What I don’t know about dreams

August 6th, 2010

Following up on yesterday’s post about dreams and Paxil — I learned a fair amount about dreams during my work with Alan Hobson. One thing I still don’t know, however, is why certain dream plots are so common: performance-anxiety dreams like the Actor’s Nightmare, having one’s teeth fall out, missing a train. And I don’t know to what extent these “common” dreams are culturally determined. If anyone has good resources on this — empirical, not mystical — I’d be interested to know about them.


5 Responses to “What I don’t know about dreams”

  1. Jerry on August 6, 2010 8:44 pm

    I do lots of wandering up and down stairways and through long, crooked hallways with dozens of doors on each side. How common is that?

    And is it a by-product of too many childhood Scooby-Doo cartoons?

  2. Amy R. on August 7, 2010 12:01 pm

    Dreams and the power of suggestion: last night, I had the Actor’s Nightmare. I had to reprise my role of Elizabeth Proctor in my high school production of The Crucible from 9 years ago…and some Dream Me retained some of the blocking. What the hammer?!

  3. Molly on August 8, 2010 7:12 am

    Oh Lord, the teeth dream. It’s never as simple as my teeth falling out though; it always involves my mouth becoming completely full of stuff (including, but not limited to, broken teeth) that I cannot spit out fast enough not to feel like I’m suffocating.

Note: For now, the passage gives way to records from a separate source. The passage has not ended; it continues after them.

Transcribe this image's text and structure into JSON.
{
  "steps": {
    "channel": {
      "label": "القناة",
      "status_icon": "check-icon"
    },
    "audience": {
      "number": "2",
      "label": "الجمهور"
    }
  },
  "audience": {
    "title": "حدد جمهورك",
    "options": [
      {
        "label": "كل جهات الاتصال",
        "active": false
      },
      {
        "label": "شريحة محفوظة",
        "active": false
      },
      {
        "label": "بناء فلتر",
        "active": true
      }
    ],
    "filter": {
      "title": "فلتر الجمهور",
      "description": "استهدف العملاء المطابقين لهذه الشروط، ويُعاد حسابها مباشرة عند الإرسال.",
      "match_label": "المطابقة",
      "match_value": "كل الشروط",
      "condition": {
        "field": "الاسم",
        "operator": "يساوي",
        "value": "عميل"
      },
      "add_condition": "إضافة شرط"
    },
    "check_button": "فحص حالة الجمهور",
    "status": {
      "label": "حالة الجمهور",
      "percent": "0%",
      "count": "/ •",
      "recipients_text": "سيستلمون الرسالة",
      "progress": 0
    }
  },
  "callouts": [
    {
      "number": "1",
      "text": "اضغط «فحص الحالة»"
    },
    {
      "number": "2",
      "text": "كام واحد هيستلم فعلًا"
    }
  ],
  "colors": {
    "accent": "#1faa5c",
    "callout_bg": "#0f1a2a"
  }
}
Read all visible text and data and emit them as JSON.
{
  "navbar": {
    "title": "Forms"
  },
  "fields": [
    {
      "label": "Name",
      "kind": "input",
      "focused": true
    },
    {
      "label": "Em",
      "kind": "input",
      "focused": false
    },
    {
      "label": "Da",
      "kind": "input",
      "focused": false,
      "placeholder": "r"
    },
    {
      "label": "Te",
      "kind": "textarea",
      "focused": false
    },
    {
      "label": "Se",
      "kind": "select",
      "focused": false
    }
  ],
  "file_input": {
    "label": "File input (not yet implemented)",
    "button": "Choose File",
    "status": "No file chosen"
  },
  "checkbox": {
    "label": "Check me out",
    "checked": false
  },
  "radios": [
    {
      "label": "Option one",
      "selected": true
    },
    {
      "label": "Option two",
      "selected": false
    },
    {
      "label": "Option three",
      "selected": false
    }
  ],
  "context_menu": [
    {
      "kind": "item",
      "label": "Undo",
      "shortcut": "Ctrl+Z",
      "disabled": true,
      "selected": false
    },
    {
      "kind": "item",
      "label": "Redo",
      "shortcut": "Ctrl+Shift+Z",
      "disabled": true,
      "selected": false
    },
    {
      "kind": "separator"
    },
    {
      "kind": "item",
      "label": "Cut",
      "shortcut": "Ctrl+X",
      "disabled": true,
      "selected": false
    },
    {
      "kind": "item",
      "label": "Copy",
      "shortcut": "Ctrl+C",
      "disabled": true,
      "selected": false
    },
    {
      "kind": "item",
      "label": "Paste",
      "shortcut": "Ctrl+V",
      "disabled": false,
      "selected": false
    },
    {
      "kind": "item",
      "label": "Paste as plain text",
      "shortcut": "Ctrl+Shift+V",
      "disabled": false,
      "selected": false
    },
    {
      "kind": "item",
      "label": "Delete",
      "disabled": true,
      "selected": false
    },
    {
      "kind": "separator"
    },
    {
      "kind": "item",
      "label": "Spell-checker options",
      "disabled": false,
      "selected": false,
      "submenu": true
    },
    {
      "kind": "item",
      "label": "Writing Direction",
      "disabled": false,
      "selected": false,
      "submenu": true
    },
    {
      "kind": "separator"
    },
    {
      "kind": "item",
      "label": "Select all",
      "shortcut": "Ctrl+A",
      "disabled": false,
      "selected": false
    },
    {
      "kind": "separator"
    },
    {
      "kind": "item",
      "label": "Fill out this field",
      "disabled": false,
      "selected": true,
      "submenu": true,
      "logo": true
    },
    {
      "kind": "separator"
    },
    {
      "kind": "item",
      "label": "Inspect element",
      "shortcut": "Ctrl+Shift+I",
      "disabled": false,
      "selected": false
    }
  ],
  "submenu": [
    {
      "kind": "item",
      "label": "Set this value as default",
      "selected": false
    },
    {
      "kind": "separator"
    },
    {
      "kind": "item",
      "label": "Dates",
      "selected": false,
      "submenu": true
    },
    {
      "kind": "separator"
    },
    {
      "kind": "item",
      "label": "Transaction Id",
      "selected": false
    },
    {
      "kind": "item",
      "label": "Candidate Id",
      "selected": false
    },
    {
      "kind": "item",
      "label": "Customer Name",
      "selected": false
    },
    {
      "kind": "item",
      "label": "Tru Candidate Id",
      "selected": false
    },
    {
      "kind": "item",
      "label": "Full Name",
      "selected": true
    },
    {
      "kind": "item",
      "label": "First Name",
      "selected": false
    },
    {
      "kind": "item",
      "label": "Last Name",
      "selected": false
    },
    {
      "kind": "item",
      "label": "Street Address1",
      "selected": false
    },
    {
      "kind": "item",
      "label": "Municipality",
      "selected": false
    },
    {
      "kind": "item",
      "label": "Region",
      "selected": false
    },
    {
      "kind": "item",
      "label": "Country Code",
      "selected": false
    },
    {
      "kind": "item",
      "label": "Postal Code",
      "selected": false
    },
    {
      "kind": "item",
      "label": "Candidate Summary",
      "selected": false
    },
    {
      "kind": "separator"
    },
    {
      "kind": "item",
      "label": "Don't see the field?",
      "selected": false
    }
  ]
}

    I think a great deal of that dream has to do with the fact that I actually do have breaky teeth, but oy.

  4. Rubiatonta on August 9, 2010 10:02 am

    I have some of the common ones — being lost in a maze of hallways, being chased while apparently only being able to run in slow-motion, looking for things that I can’t find — but what I’ve noticed lately is that when I am having a particularly gnarly dream, I tell myself (inside the dream), “You know, you’re just dreaming.” Does that happen to anyone else?

    Since I’ve recently stopped taking sleep meds, this seems to be happening more often — or at least, I remember it when awake more than I did before.

  5. EA Week on August 9, 2010 10:09 am

    This is just fascinating. Thanks to my parents, I’ve always had excellent teeth, and so have never had “teeth nightmares.”

    My skin, OTOH, is generally a mess, so I’ve had any number of “disgusting skin problem” dreams–when I realize I’m stricken with some horrific ailment that is doing gross things to my skin, and I’m on the phone struggling to get a doctor’s appointment (a nightmare in and of itself) and wondering if I should just go shell out $50 for an emergency room visit. By then, I usually wake up.